A 64-year-old male, with no past medical history, was sent to thoracic computed tomography to complete the study of several episodes of pneumonia within the last few years. A calcified annular lesion was incidentally found in the left atrium (Figures A and B), confirmed by transthoracic and transesophageal echocardiograms (Figures C and D), localized next to right superior pulmonary vein drainage. Because we suspected cardiac myxoma and considered surgical treatment as of choice in this sort of tumor, the mass was entirely removed and the diagnosis was confirmed by pathological examination. A contrast cardiac computed tomography was first ordered to exclude coronary artery disease and endoluminal views were attached (Figures E-G).

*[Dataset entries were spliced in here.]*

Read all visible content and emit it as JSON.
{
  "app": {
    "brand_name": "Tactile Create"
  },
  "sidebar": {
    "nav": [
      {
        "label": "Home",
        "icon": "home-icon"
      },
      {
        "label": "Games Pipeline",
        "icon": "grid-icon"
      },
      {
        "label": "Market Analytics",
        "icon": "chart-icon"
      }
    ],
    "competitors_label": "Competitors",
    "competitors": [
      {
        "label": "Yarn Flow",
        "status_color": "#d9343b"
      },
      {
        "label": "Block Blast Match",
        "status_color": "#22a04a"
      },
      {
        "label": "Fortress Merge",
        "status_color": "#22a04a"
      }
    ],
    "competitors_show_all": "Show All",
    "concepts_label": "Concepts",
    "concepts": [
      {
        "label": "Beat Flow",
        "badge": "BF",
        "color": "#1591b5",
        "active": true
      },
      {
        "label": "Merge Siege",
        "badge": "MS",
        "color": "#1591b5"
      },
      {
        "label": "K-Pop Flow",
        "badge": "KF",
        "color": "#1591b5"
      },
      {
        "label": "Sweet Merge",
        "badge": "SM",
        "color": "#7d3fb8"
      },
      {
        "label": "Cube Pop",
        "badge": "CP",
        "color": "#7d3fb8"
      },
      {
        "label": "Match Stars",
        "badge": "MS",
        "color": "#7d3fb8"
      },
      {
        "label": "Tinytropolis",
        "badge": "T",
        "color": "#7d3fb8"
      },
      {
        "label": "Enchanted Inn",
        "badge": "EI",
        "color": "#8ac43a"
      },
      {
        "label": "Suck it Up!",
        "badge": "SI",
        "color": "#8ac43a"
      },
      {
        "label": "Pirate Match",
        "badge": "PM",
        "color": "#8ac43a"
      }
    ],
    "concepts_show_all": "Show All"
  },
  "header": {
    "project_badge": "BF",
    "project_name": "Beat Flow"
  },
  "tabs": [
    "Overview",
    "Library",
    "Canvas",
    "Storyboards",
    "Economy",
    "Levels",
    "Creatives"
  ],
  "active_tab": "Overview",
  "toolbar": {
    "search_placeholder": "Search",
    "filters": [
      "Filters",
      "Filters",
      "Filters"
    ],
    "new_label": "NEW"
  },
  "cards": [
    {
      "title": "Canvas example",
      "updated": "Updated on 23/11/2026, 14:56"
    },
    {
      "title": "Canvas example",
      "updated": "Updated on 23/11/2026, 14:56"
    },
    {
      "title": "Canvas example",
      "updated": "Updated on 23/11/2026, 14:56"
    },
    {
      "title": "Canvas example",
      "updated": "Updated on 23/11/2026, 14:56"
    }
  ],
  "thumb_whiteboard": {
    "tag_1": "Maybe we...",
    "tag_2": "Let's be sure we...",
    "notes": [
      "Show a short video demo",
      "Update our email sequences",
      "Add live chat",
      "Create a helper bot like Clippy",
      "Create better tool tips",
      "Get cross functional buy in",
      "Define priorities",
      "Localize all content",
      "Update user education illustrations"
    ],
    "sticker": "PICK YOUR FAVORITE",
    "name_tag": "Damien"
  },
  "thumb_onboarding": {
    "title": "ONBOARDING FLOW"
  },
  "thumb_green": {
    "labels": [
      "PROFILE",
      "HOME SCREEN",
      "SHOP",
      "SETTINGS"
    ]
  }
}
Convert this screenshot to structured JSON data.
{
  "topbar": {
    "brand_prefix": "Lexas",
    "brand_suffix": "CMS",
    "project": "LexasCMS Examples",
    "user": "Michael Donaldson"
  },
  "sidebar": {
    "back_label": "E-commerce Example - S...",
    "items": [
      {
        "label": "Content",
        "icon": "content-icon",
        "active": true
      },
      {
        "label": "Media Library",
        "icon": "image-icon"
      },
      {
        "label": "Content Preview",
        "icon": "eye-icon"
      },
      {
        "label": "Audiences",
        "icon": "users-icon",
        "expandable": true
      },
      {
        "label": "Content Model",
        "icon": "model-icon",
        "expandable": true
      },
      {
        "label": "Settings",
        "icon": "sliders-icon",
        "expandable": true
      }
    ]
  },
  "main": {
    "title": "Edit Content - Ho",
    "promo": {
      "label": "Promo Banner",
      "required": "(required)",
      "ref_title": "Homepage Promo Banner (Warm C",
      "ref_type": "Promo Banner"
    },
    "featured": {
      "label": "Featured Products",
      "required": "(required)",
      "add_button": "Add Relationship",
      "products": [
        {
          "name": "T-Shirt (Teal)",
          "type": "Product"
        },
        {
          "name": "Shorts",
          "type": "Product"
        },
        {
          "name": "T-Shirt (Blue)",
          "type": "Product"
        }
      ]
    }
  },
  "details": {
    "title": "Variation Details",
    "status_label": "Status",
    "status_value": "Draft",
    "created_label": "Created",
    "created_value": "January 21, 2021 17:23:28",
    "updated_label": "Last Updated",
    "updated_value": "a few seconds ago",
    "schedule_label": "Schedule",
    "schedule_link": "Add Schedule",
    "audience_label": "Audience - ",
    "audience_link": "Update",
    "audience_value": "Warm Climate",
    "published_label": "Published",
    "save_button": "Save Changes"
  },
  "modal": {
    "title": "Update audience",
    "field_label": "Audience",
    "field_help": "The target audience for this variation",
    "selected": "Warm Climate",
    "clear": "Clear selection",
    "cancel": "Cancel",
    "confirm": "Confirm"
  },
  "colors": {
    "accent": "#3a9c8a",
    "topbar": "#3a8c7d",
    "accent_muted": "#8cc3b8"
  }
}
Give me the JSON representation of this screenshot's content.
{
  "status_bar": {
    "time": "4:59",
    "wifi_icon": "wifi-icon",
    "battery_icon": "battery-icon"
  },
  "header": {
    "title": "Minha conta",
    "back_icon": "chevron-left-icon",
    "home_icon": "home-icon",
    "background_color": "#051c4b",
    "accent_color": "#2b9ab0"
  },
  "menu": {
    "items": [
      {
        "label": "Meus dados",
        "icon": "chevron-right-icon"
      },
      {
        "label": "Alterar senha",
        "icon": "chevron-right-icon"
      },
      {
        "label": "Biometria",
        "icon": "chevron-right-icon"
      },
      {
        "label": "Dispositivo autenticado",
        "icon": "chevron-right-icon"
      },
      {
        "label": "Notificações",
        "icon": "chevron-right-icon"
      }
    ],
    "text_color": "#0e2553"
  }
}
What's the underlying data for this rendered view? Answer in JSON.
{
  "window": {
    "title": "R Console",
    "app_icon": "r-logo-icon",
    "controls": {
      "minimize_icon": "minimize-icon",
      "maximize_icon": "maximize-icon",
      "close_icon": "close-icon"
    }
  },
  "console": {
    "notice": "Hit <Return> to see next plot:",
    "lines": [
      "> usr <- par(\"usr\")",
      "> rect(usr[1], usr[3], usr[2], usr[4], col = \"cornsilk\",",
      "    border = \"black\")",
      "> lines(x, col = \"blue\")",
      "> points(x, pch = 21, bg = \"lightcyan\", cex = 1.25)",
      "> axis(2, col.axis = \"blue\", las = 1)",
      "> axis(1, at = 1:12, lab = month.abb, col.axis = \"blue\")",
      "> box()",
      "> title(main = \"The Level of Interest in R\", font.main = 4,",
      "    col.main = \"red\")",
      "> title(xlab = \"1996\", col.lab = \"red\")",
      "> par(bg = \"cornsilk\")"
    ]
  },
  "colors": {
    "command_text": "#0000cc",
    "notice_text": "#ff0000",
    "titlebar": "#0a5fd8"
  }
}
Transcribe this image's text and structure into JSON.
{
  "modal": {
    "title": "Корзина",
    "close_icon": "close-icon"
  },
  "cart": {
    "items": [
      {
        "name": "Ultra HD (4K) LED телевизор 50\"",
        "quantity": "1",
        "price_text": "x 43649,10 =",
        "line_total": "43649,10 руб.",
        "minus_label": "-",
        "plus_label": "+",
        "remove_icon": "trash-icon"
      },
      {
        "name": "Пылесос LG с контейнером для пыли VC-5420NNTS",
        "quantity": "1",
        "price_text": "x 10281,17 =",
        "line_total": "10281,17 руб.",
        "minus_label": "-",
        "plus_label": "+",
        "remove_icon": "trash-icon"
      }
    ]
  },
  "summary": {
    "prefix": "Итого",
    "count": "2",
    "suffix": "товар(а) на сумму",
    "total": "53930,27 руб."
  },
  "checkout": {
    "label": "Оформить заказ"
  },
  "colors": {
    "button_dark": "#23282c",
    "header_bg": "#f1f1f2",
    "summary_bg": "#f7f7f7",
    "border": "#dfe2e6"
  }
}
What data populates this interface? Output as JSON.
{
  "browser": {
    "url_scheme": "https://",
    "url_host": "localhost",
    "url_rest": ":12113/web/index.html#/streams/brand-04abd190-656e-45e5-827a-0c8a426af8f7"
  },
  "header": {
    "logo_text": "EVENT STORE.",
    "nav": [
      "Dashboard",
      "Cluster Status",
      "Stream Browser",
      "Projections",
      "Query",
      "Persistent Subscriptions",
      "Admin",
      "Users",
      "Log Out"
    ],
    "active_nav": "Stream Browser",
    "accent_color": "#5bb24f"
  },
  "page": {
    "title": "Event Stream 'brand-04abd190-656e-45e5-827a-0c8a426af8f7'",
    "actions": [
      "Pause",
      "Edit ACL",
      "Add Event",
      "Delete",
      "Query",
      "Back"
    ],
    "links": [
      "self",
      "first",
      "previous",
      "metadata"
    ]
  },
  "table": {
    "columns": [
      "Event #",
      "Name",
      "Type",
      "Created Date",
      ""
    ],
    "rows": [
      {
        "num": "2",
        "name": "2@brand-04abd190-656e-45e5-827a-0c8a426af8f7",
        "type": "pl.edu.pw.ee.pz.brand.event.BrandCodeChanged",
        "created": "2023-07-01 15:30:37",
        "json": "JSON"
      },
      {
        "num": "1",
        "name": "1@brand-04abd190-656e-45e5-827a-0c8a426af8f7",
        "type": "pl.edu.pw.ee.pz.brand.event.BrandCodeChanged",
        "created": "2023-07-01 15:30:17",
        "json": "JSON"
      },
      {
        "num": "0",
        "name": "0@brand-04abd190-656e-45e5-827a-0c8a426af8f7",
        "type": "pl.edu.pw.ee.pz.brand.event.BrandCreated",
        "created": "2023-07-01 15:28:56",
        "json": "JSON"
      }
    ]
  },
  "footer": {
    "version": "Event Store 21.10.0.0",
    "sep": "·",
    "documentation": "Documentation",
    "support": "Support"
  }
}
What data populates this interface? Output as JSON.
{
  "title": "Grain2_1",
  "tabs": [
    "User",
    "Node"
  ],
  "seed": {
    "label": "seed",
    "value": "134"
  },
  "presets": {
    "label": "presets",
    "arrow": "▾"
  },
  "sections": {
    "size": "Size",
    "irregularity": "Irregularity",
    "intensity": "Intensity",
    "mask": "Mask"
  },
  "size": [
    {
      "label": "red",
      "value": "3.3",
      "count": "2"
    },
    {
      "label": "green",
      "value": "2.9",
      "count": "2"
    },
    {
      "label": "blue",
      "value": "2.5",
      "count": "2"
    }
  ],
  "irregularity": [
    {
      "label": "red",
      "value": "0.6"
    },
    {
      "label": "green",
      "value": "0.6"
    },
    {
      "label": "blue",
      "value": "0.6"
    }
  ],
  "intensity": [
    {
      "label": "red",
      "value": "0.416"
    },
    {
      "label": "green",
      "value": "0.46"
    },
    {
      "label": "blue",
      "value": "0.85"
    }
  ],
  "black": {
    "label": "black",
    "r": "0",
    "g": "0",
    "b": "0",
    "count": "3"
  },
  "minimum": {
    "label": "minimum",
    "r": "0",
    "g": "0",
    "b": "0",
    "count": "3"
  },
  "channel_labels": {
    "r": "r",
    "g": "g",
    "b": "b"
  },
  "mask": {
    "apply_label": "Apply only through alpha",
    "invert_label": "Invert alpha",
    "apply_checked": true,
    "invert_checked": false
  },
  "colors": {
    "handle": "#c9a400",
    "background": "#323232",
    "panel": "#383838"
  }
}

The lesion presented as a single heterogeneous mass, mobile and round, consistent with cardiac myxoma, with calcified foci (grey areas in Figures F and G). Dimensions 14 x 10mm. As clearly seen in the endoluminal images, the location was atypical, beside the pulmonary vein rather than the interatrial septum, as is more common. The differential diagnosis included other benign tumors such as lipomas (homogeneous masses), and fibroelastomas (which are frequent on cardiac valves and not seen on computed tomography if they are < 1.5cm). Although metastases are more prevalent than primary tumors, they usually affect the epicardium with metastases in other organs. Intracardiac thrombi are normally smaller, homogeneous, and immobile.
For these reasons, cardiac computed tomography performed in these patients to exclude coronary artery disease should include endoluminal reconstructions to enhance surgical results. These reconstructions have high accuracy in characterizing the morphology and location of myxomas, with no additional tests.